Today on the Mike Huckabee show (and again immediately following on Dana Loesch’s program), Rep. Todd Akin told Americans that he has no intention of dropping out of his Senate race. Akin caused a firestorm earlier this week after remarks about “legitimate rape” and pregnancy. Despite calls from every corner of the GOP establishment and Tea Party for Akin to step aside before the 5 p.m. central time deadline, Akin has refused.
Judging from Akin’s interview with Huckabee today, it doesn’t appear he fully comprehends why the level of outrage is where it is, nor does he grasp just how much anger he has instigated from across the political spectrum. Akin told Huckabee: “It does seem to be a little bit of an overreaction.” He explained that he misspoke “one word in one sentence in one day.”
How could Akin get the public sentiment so wrong with a bipartisan chorus as loud as the one is calling for him to step down? One likely explanation is who comprises his inner circle. In early January, Akin fired most of his senior staff (his campaign manager, finance director and a general consultant) and installed his son, Perry, as campaign manager. His wife also has “been a regular presence on the campaign trail since he was first elected to the Missouri State House in 1988” (this quote unfortunately comes from a disgusting hit piece from the Daily Beast on Mrs. Akin). Those surrounding Akin on his campaign have a personal, vested interest in his remaining in the race, and are less able to see his remarks as objectively as a campaign strategist might if they were not directly related to the candidate.
While one withdrawal deadline is apparently 5 p.m. central today, Akin has as late as September 25 to remove himself from the ballot. Politico explains,
Republicans in Washington were watching nervously ahead of a 6 p.m. EDT deadline for Akin to leave the race so Missouri Republican leaders could easily pick a replacement. The process for dropping out after Tuesday evening becomes far more cumbersome: Akin would have to petition a court to get out of the race before Sept. 25.
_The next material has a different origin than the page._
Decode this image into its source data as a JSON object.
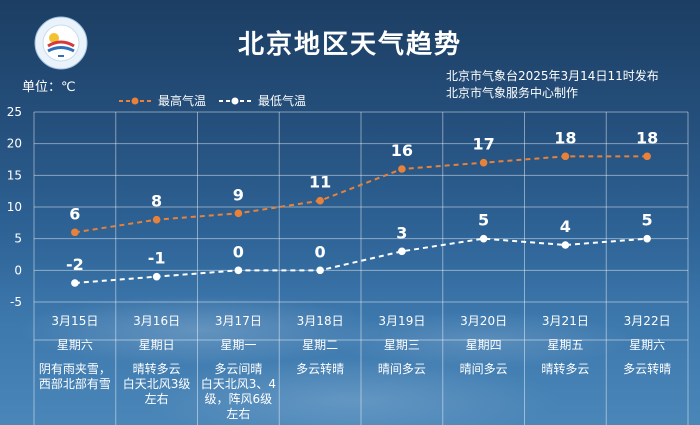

It’s unlikely that Akin will suddenly come to his senses before that deadline either, perhaps barring a total financial collapse of his campaign, which is a distinct possibility. “About a dozen GOP senators were scheduled to co-host a fundraiser at the National Republican Senatorial Committee on Sept. 19, including Senate Minority Leader Mitch McConnell, NRSC Chairman John Cornyn, Senate Minority Whip Jon Kyl, Missouri Sen. Roy Blunt and tea party favorite Mike Lee of Utah. All have since backed out of the event, a Republican source told POLITICO.”
It became apparent yesterday, however, just how much of an uphill financial battle Akin would face and when Huckabee asked about the financial difficulties his campaign would face, Akin seemed to hold out hope for a large contingent of dedicated small donors to carry his campaign through to November. It would take an ad-buy with a budget the size of most small countries to undo the damage that Akin has done, and without any major financial backing, that looks to be an almost impossible battle. With Akin’s decision today to remain in the race, it appears Republicans may have lost hope for a majority in the Senate, and as Jonathan pointed out, a chance at defeating ObamaCare.